声が出せないリノスは、「むーっ」と振り解こうとしているが、さすがに男の力には敵わない。リノスが元々、腕自慢だったかは知らないが、今はアキバの体だ、細いその手に俺の手を振り解ける力があるとは思えない。
「おい! 俺の分身のくせに、アキバに乱暴するのか!?」
『俺たちはもうお前じゃない。お前とは違う道をいく――本物がいると邪魔なんだよ』
『お、見つけた。これがトレジャーアイテムか。魔力を流し込めば起動するんだったな――』
リノスが持っていた立方体だ。
スイッチャー……その立方体の溝が、赤く光り出す。
「それは……魔力がないと動かないんじゃないのか……?」
『トレジャーアイテムによって生まれた俺たちには、少しの魔力が残る。一度、アイテムを起動させるくらいの魔力があるみたいだな――運がないな、オリジナル』
金網の外から、もう一人の俺が、立方体を握りながら人差し指を俺に向ける……。
まるで銃口を突きつけているかのように。
『邪魔者はこっちの世界にはいらないんだ。
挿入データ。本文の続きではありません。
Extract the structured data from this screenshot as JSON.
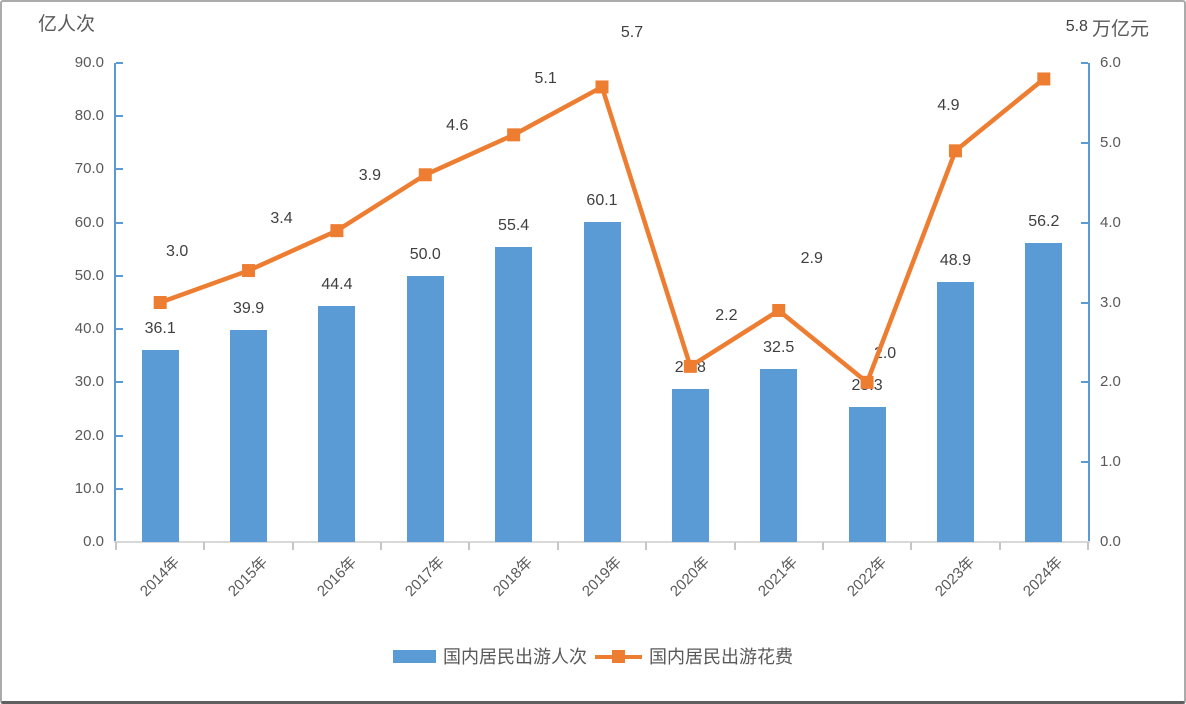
{
  "chart_data": {
    "type": "bar+line",
    "title": "",
    "categories": [
      "2014年",
      "2015年",
      "2016年",
      "2017年",
      "2018年",
      "2019年",
      "2020年",
      "2021年",
      "2022年",
      "2023年",
      "2024年"
    ],
    "series": [
      {
        "name": "国内居民出游人次",
        "type": "bar",
        "axis": "left",
        "unit": "亿人次",
        "color": "#5B9BD5",
        "values": [
          36.1,
          39.9,
          44.4,
          50.0,
          55.4,
          60.1,
          28.8,
          32.5,
          25.3,
          48.9,
          56.2
        ],
        "labels": [
          "36.1",
          "39.9",
          "44.4",
          "50.0",
          "55.4",
          "60.1",
          "28.8",
          "32.5",
          "25.3",
          "48.9",
          "56.2"
        ]
      },
      {
        "name": "国内居民出游花费",
        "type": "line",
        "axis": "right",
        "unit": "万亿元",
        "color": "#ED7D31",
        "values": [
          3.0,
          3.4,
          3.9,
          4.6,
          5.1,
          5.7,
          2.2,
          2.9,
          2.0,
          4.9,
          5.8
        ],
        "labels": [
          "3.0",
          "3.4",
          "3.9",
          "4.6",
          "5.1",
          "5.7",
          "2.2",
          "2.9",
          "2.0",
          "4.9",
          "5.8"
        ]
      }
    ],
    "left_axis": {
      "title": "亿人次",
      "min": 0,
      "max": 90,
      "tick_labels": [
        "0.0",
        "10.0",
        "20.0",
        "30.0",
        "40.0",
        "50.0",
        "60.0",
        "70.0",
        "80.0",
        "90.0"
      ]
    },
    "right_axis": {
      "title": "万亿元",
      "min": 0,
      "max": 6,
      "tick_labels": [
        "0.0",
        "1.0",
        "2.0",
        "3.0",
        "4.0",
        "5.0",
        "6.0"
      ]
    },
    "legend": {
      "position": "bottom",
      "entries": [
        "国内居民出游人次",
        "国内居民出游花费"
      ]
    },
    "grid": false
  },
  "colors": {
    "bar": "#5B9BD5",
    "line": "#ED7D31",
    "axis_line": "#5B9BD5",
    "x_axis_line": "#D9D9D9",
    "x_tick": "#C6C6C6",
    "tick_text": "#595959",
    "data_label_text": "#404040"
  }
}
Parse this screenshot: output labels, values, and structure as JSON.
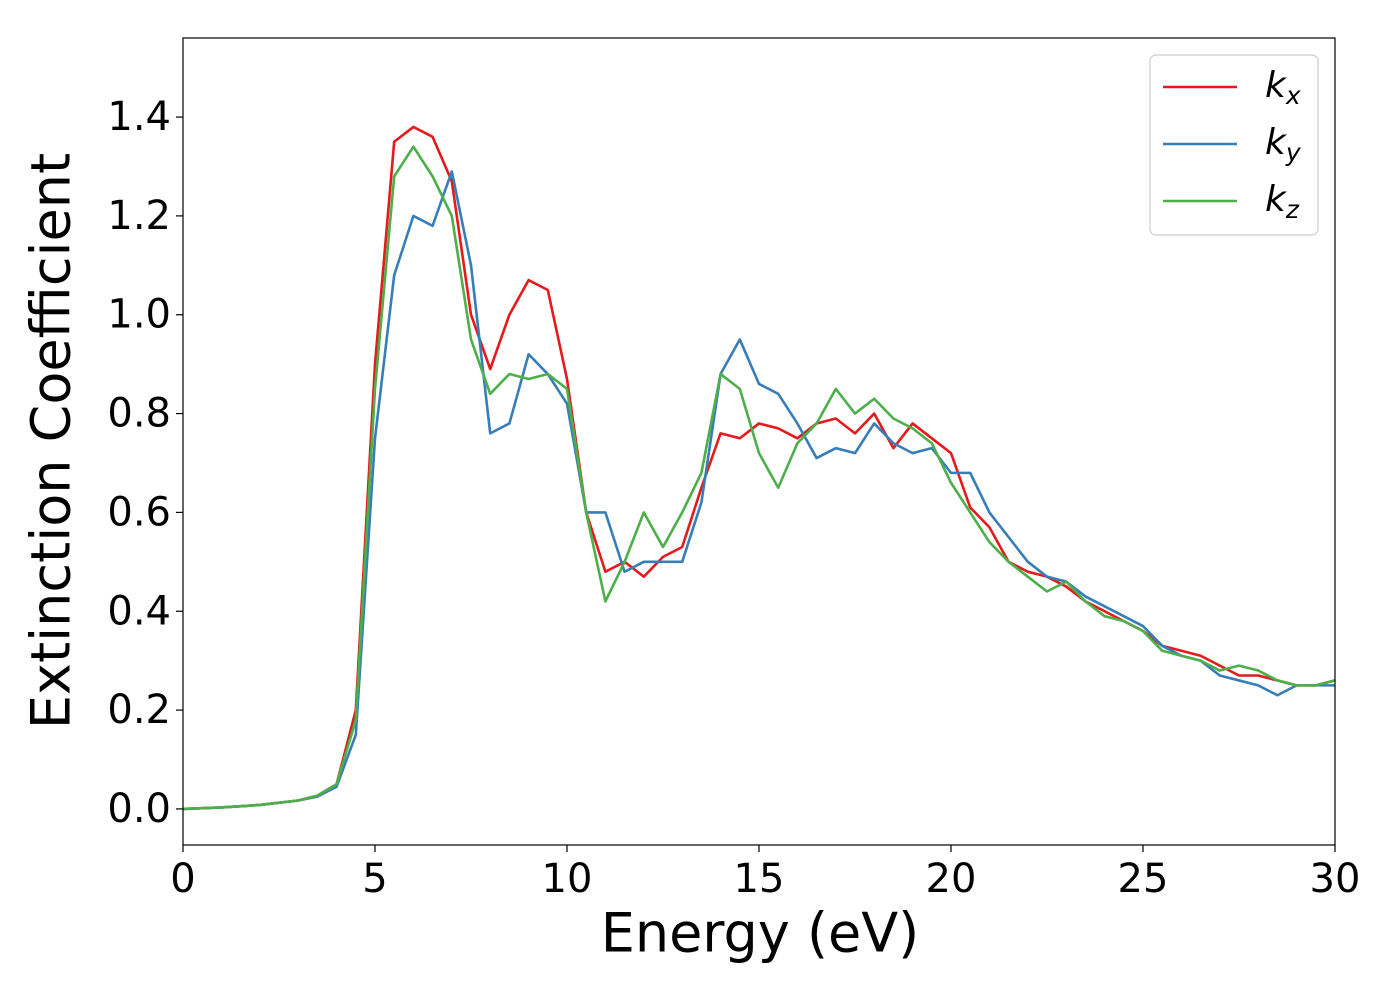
{
  "chart_data": {
    "type": "line",
    "xlabel": "Energy (eV)",
    "ylabel": "Extinction Coefficient",
    "x": [
      0,
      1,
      2,
      3,
      3.5,
      4,
      4.5,
      5,
      5.5,
      6,
      6.5,
      7,
      7.5,
      8,
      8.5,
      9,
      9.5,
      10,
      10.5,
      11,
      11.5,
      12,
      12.5,
      13,
      13.5,
      14,
      14.5,
      15,
      15.5,
      16,
      16.5,
      17,
      17.5,
      18,
      18.5,
      19,
      19.5,
      20,
      20.5,
      21,
      21.5,
      22,
      22.5,
      23,
      23.5,
      24,
      24.5,
      25,
      25.5,
      26,
      26.5,
      27,
      27.5,
      28,
      28.5,
      29,
      29.5,
      30
    ],
    "series": [
      {
        "name": "kx",
        "color": "#e41a1c",
        "values": [
          0,
          0.003,
          0.008,
          0.017,
          0.027,
          0.05,
          0.2,
          0.9,
          1.35,
          1.38,
          1.36,
          1.27,
          1.0,
          0.89,
          1.0,
          1.07,
          1.05,
          0.87,
          0.6,
          0.48,
          0.5,
          0.47,
          0.51,
          0.53,
          0.65,
          0.76,
          0.75,
          0.78,
          0.77,
          0.75,
          0.78,
          0.79,
          0.76,
          0.8,
          0.73,
          0.78,
          0.75,
          0.72,
          0.61,
          0.57,
          0.5,
          0.48,
          0.47,
          0.45,
          0.42,
          0.4,
          0.38,
          0.36,
          0.33,
          0.32,
          0.31,
          0.29,
          0.27,
          0.27,
          0.26,
          0.25,
          0.25,
          0.26
        ]
      },
      {
        "name": "ky",
        "color": "#377eb8",
        "values": [
          0,
          0.003,
          0.008,
          0.017,
          0.025,
          0.045,
          0.15,
          0.75,
          1.08,
          1.2,
          1.18,
          1.29,
          1.1,
          0.76,
          0.78,
          0.92,
          0.88,
          0.82,
          0.6,
          0.6,
          0.48,
          0.5,
          0.5,
          0.5,
          0.62,
          0.88,
          0.95,
          0.86,
          0.84,
          0.78,
          0.71,
          0.73,
          0.72,
          0.78,
          0.74,
          0.72,
          0.73,
          0.68,
          0.68,
          0.6,
          0.55,
          0.5,
          0.47,
          0.46,
          0.43,
          0.41,
          0.39,
          0.37,
          0.33,
          0.31,
          0.3,
          0.27,
          0.26,
          0.25,
          0.23,
          0.25,
          0.25,
          0.25
        ]
      },
      {
        "name": "kz",
        "color": "#4daf4a",
        "values": [
          0,
          0.003,
          0.008,
          0.017,
          0.027,
          0.05,
          0.18,
          0.85,
          1.28,
          1.34,
          1.28,
          1.2,
          0.95,
          0.84,
          0.88,
          0.87,
          0.88,
          0.85,
          0.6,
          0.42,
          0.5,
          0.6,
          0.53,
          0.6,
          0.68,
          0.88,
          0.85,
          0.72,
          0.65,
          0.74,
          0.78,
          0.85,
          0.8,
          0.83,
          0.79,
          0.77,
          0.74,
          0.66,
          0.6,
          0.54,
          0.5,
          0.47,
          0.44,
          0.46,
          0.42,
          0.39,
          0.38,
          0.36,
          0.32,
          0.31,
          0.3,
          0.28,
          0.29,
          0.28,
          0.26,
          0.25,
          0.25,
          0.26
        ]
      }
    ],
    "xlim": [
      0,
      30
    ],
    "xticks": [
      0,
      5,
      10,
      15,
      20,
      25,
      30
    ],
    "ylim": [
      -0.073,
      1.56
    ],
    "yticks": [
      {
        "value": 0,
        "label": "0.0"
      },
      0.2,
      0.4,
      0.6,
      0.8,
      {
        "value": 1,
        "label": "1.0"
      },
      1.2,
      1.4
    ],
    "legend": "upper right",
    "grid": false
  }
}
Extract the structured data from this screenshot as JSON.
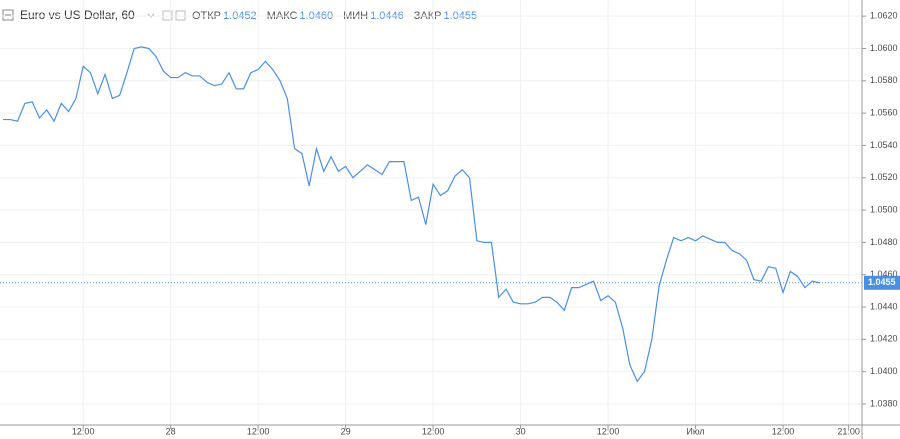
{
  "chart_data": {
    "type": "line",
    "title": "Euro vs US Dollar, 60",
    "ohlc": [
      {
        "label": "ОТКР",
        "value": "1.0452"
      },
      {
        "label": "МАКС",
        "value": "1.0460"
      },
      {
        "label": "МИН",
        "value": "1.0446"
      },
      {
        "label": "ЗАКР",
        "value": "1.0455"
      }
    ],
    "categories": [
      null,
      null,
      null,
      null,
      null,
      null,
      null,
      null,
      null,
      null,
      null,
      "12:00",
      null,
      null,
      null,
      null,
      null,
      null,
      null,
      null,
      null,
      null,
      null,
      "28",
      null,
      null,
      null,
      null,
      null,
      null,
      null,
      null,
      null,
      null,
      null,
      "12:00",
      null,
      null,
      null,
      null,
      null,
      null,
      null,
      null,
      null,
      null,
      null,
      "29",
      null,
      null,
      null,
      null,
      null,
      null,
      null,
      null,
      null,
      null,
      null,
      "12:00",
      null,
      null,
      null,
      null,
      null,
      null,
      null,
      null,
      null,
      null,
      null,
      "30",
      null,
      null,
      null,
      null,
      null,
      null,
      null,
      null,
      null,
      null,
      null,
      "12:00",
      null,
      null,
      null,
      null,
      null,
      null,
      null,
      null,
      null,
      null,
      null,
      "Июл",
      null,
      null,
      null,
      null,
      null,
      null,
      null,
      null,
      null,
      null,
      null,
      "12:00",
      null,
      null,
      null,
      null,
      null,
      null,
      null,
      null,
      "21:00"
    ],
    "series": [
      {
        "color": "#4a90e2",
        "values": [
          1.0556,
          1.0556,
          1.0555,
          1.0566,
          1.0567,
          1.0557,
          1.0562,
          1.0555,
          1.0566,
          1.0561,
          1.0569,
          1.0589,
          1.0585,
          1.0572,
          1.0584,
          1.0569,
          1.0571,
          1.0585,
          1.06,
          1.0601,
          1.06,
          1.0595,
          1.0586,
          1.0582,
          1.0582,
          1.0585,
          1.0583,
          1.0583,
          1.0579,
          1.0577,
          1.0578,
          1.0585,
          1.0575,
          1.0575,
          1.0585,
          1.0587,
          1.0592,
          1.0587,
          1.058,
          1.0569,
          1.0538,
          1.0535,
          1.0515,
          1.0538,
          1.0524,
          1.0533,
          1.0524,
          1.0527,
          1.052,
          1.0524,
          1.0528,
          1.0525,
          1.0522,
          1.053,
          1.053,
          1.053,
          1.0506,
          1.0508,
          1.0491,
          1.0516,
          1.0509,
          1.0512,
          1.0521,
          1.0525,
          1.052,
          1.0481,
          1.048,
          1.048,
          1.0446,
          1.0451,
          1.0443,
          1.0442,
          1.0442,
          1.0443,
          1.0446,
          1.0446,
          1.0443,
          1.0438,
          1.0452,
          1.0452,
          1.0454,
          1.0456,
          1.0444,
          1.0447,
          1.0443,
          1.0427,
          1.0404,
          1.0394,
          1.04,
          1.042,
          1.0453,
          1.0469,
          1.0483,
          1.0481,
          1.0483,
          1.0481,
          1.0484,
          1.0482,
          1.048,
          1.048,
          1.0475,
          1.0473,
          1.0469,
          1.0457,
          1.0456,
          1.0465,
          1.0464,
          1.0449,
          1.0462,
          1.0459,
          1.0452,
          1.0456,
          1.0455,
          null,
          null,
          null,
          null
        ]
      }
    ],
    "ylim": [
      1.0367,
      1.063
    ],
    "yticks": [
      {
        "value": 1.038,
        "label": "1.0380"
      },
      {
        "value": 1.04,
        "label": "1.0400"
      },
      {
        "value": 1.042,
        "label": "1.0420"
      },
      {
        "value": 1.044,
        "label": "1.0440"
      },
      {
        "value": 1.046,
        "label": "1.0460"
      },
      {
        "value": 1.048,
        "label": "1.0480"
      },
      {
        "value": 1.05,
        "label": "1.0500"
      },
      {
        "value": 1.052,
        "label": "1.0520"
      },
      {
        "value": 1.054,
        "label": "1.0540"
      },
      {
        "value": 1.056,
        "label": "1.0560"
      },
      {
        "value": 1.058,
        "label": "1.0580"
      },
      {
        "value": 1.06,
        "label": "1.0600"
      },
      {
        "value": 1.062,
        "label": "1.0620"
      }
    ],
    "last_price": 1.0455,
    "grid": true
  }
}
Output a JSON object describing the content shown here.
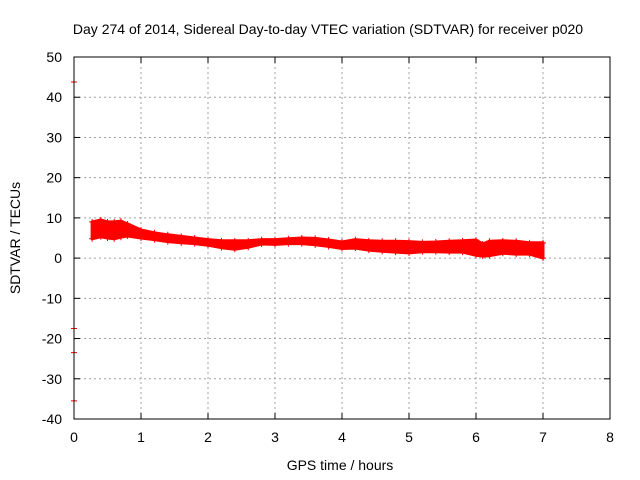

だから飛べ――向こうの世界へ』
「待て――」
『いいや、待たない』
赤い光が溝から指へ移動し、まるで弾丸を撃ち出すように、指先から赤い光が伸びた。
俺の額を捉える。
世界が赤光に染まった。
『こっちは上手くやる。だから向こうでアンタらしい生き方を模索するんだな』
赤光の隙間から、手を伸ばすリノスが見えた。
俺も手を伸ばす。
だけど、金網に阻まれて、その手は伸び切らない。
その間に。
景色が歪み、世界が混ざる。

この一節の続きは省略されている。